It's not just good, it's excellent and a bargain.
I've had the DA enlarging meter for a couple of years. It does an excellent job as a baseboard densitometer, giving you all the system effects, including flare, from end-to-end in the photographic process. I shoot a backlit 4x5 31 step Stouffer wedge at the center of negatives from 35mm up to 4x5 and can use that as a single frame process control strip using the DA enlarging meter. I find it's repeatable within 0.02 stops (that's 0.006 optical density units), whereas my Eseco color densitometer claims +/- 0.01 optical density repeatability. That's pretty much equivalent.
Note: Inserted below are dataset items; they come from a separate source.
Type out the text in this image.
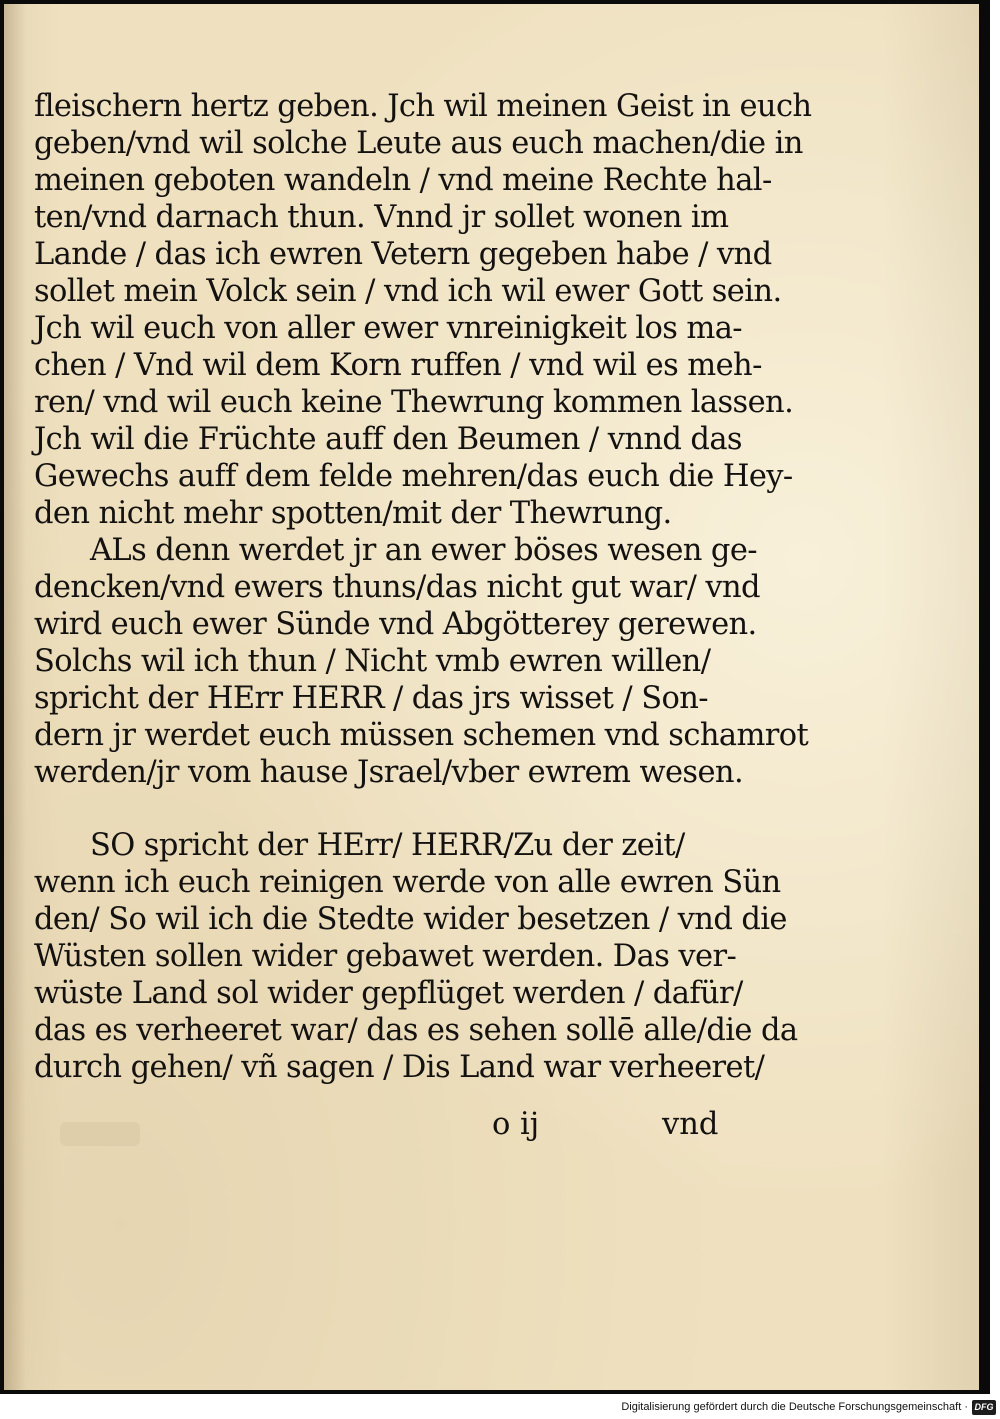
fleischern hertz geben. Jch wil meinen Geist in euch
geben/vnd wil solche Leute aus euch machen/die in
meinen geboten wandeln / vnd meine Rechte hal-
ten/vnd darnach thun. Vnnd jr sollet wonen im
Lande / das ich ewren Vetern gegeben habe / vnd
sollet mein Volck sein / vnd ich wil ewer Gott sein.
Jch wil euch von aller ewer vnreinigkeit los ma-
chen / Vnd wil dem Korn ruffen / vnd wil es meh-
ren/ vnd wil euch keine Thewrung kommen lassen.
Jch wil die Früchte auff den Beumen / vnnd das
Gewechs auff dem felde mehren/das euch die Hey-
den nicht mehr spotten/mit der Thewrung.
ALs denn werdet jr an ewer böses wesen ge-
dencken/vnd ewers thuns/das nicht gut war/ vnd
wird euch ewer Sünde vnd Abgötterey gerewen.
Solchs wil ich thun / Nicht vmb ewren willen/
spricht der HErr HERR / das jrs wisset / Son-
dern jr werdet euch müssen schemen vnd schamrot
werden/jr vom hause Jsrael/vber ewrem wesen.
SO spricht der HErr/ HERR/Zu der zeit/
wenn ich euch reinigen werde von alle ewren Sün
den/ So wil ich die Stedte wider besetzen / vnd die
Wüsten sollen wider gebawet werden. Das ver-
wüste Land sol wider gepflüget werden / dafür/
das es verheeret war/ das es sehen sollē alle/die da
durch gehen/ vñ sagen / Dis Land war verheeret/
o ij	vnd
Digitalisierung gefördert durch die Deutsche Forschungsgemeinschaft · DFG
With a simple spreadsheet I can plug in the f-stop readings from the DA enlarging meter and get a very good film curve in very short order. It's as easy (perhaps easier) to get a general idea of negative contrast with an f-stop readout on the baseboard as it is to read optical density units on a densitometer before loading the negative in a carrier. Zone System users use f-stops in the field to determine exposure and necessary development all the time. Why should that be considered a bad way to read negative density in the same system? The only drawback is if you have a fixed mindset, and that's not an instrumentation problem, it's what computer folks used to call PEBKAC (problem exists between keyboard and chair).
As for the readout in stops and 'relative density' issue, anyone who can't deal with a simple conversion from stops to optical density units by multiplying by 0.3, or who can't reference a reading by simply subtracting film base + fog doesn't have the wherewithal to understand a characteristic film curve in the first place.
The DA enlarging meter easily and consistently shows the printing anomaly in my fotowand gray scale,
http://www.thedopshop.com/images/12step_hero.jpg, which allows me to calibrate the gray scale.
I consider the DA enlarging meter a great bargain, and very useful as a baseboard densitometer and enlarging meter.